Many of you may already be that brilliant, inspiring technical expert who acts as an informal leader. Perhaps you notice that people seem to follow you around. Or borrow your way of expressing yourself. Or maybe you don’t notice, but people tell you “I use you as a model,” or “You’re my mentor.” You might even find that notion a little annoying. “I want peers, friends, colleagues,” you may think. “I don’t want to be a role model.”
Like it or not, if you have great passion and enthusiasm and ability, other people are going to notice and are going to want to follow you. They will admire you, recommend you, try to be around you. That passion is attractive. It invites followers. Thus, you are now a leader. Like it or not, embrace it or not – you’re it.
Leaders and Managers
Effective leaders possess great inspiration, vision and the ability to motivate others. Managers may possess great inspiration, vision and the ability to motivate others, but they also are responsible for enforcing policy and procedures, delegating work, appraising performance and many other things that are often incredibly dull and soul-sucking.
So why would anyone want to do that? The fact is that all jobs have their soul-sucking bits. Even the love of your life, your technical specialty, has them. Perhaps you love writing code, creating apps, watching them come to life. You likely hate documenting that code, a task that most developers put in the “soul-sucking” bin.
So while managers have to do some remarkably dull things, they also exercise power and control, and have a greater ability to influence and implement decisions. That’s a big part of why people want to do it.
Get To Know People
First, your focus is people. In your first 30 days, you want to talk to as many people as possible.

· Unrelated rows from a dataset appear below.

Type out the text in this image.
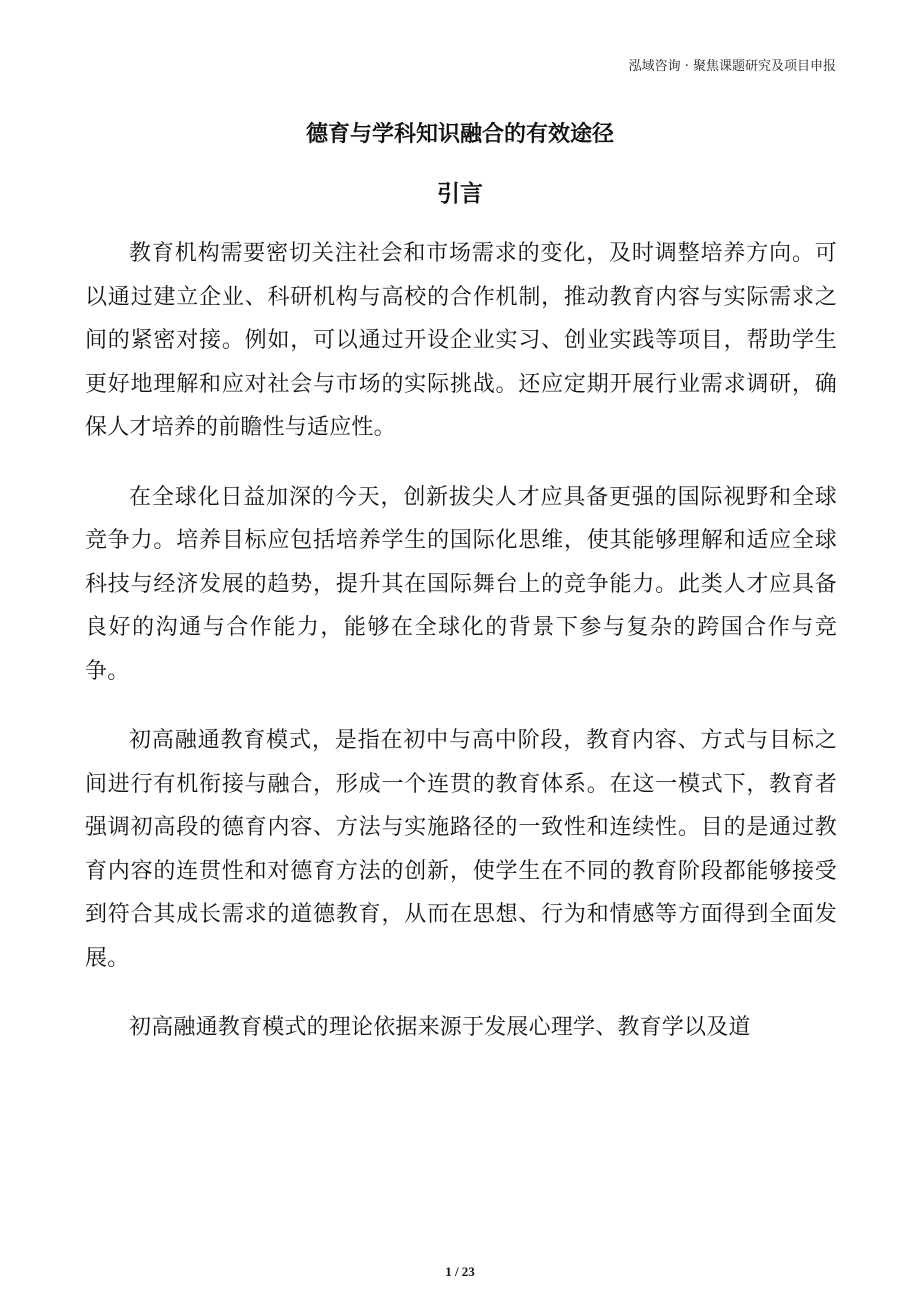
泓域咨询 · 聚焦课题研究及项目申报
德育与学科知识融合的有效途径
引言

教育机构需要密切关注社会和市场需求的变化，及时调整培养方向。可以通过建立企业、科研机构与高校的合作机制，推动教育内容与实际需求之间的紧密对接。例如，可以通过开设企业实习、创业实践等项目，帮助学生更好地理解和应对社会与市场的实际挑战。还应定期开展行业需求调研，确保人才培养的前瞻性与适应性。

在全球化日益加深的今天，创新拔尖人才应具备更强的国际视野和全球竞争力。培养目标应包括培养学生的国际化思维，使其能够理解和适应全球科技与经济发展的趋势，提升其在国际舞台上的竞争能力。此类人才应具备良好的沟通与合作能力，能够在全球化的背景下参与复杂的跨国合作与竞争。

初高融通教育模式，是指在初中与高中阶段，教育内容、方式与目标之间进行有机衔接与融合，形成一个连贯的教育体系。在这一模式下，教育者强调初高段的德育内容、方法与实施路径的一致性和连续性。目的是通过教育内容的连贯性和对德育方法的创新，使学生在不同的教育阶段都能够接受到符合其成长需求的道德教育，从而在思想、行为和情感等方面得到全面发展。

初高融通教育模式的理论依据来源于发展心理学、教育学以及道

1 / 23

Talk to your boss and her boss. Talk to your other stakeholders. Talk to sales, marketing, research, finance, HR, tech support, customer service, whatever makes sense. “What do I say?” you think.
To your boss and the management chain above you, you ask, “What’s the one thing you want me to focus on in the next 90 days?” Write it down.
To the other stakeholders, you say, “I want my group to work well with your folks. What’s the one thing that I can do better, do more of, do less of that will make your life easier?” Write it down.
And the most important people to talk to are those on your own team. Yes, you go with the same question, “What’s the one thing I can do in the next 90 days that would improve your work life?” Yes, you got it, write it down.
In all cases, if they have more than one thing, by all means jot those down as well. By asking for one specific issue, you’re helping them to focus. But you’re not trying to exclude additional issues.
There are other things important to ask the people who now work for you. First, ask for a resume or even just bullet points of their education and career. Know who you’ve got. This may seem really basic, but you’d be surprised how rarely it happens. If there’s an employee file or profile that you can review, do that before you talk to them.
Then bring them in for a private one-on-one and ask them some more questions. Have a prepared list that you’re going to run through with everyone, and send it out ahead of time if you can. Yes, that gives some people the chance to come up with canned what-the-boss-wants-to-hear answers, but it also helps establish trust. You’re not trying to lure them into your lair and ambush them. Good questions to ask are:
• What’s your favorite part of the job? What would you like to do more of?
• What’s your least favorite part? What would you like to do less of?
• Is there something you’d like to try that you haven’t done yet?
• What kind of rewards do you like? What motivates or demotivates you?
• Are your roles and responsibilities clear? Do you have enough to do? (You might be surprised how many people don’t.)
• Are there any interpersonal issues in the team or with other organizations that you’d like to make me aware of?
• It’s a year from now – what’s made this a successful year?
• And of course: what’s the one thing I can do in the next 90 days to improve your work life?
You need to know the appraisal system and how employees are rated and rewarded. You want to have that conversation with them as well, but I encourage you to do multiple sessions, one to get to know the person better, and then the next one to work on the formal paperwork or appraisal system.
People are not going to be 100% honest with you. They’re rarely going to outright lie to you, but they are going to try to put the best face on things. While that’s normal behavior, it’s up to you to read between the lines. Pay attention to the reaction you get to the questions. Do they seem enthusiastic and engaged by their answers? Do they seem happy to talk to you or are they acting like you’re wasting their time?
Try to master the art of writing without looking down at your paper. As they talk, keep the eye contact going, and just jot down a few words to help your memory.
Give yourself enough time between all these appointments to write up a short summary for yourself.
Trust your instincts. If you think you’re not getting the whole story, or if there’s a mismatch between what they say and how they’re acting, note that. Don’t pursue it like a detective, but just keep it in the back of your mind.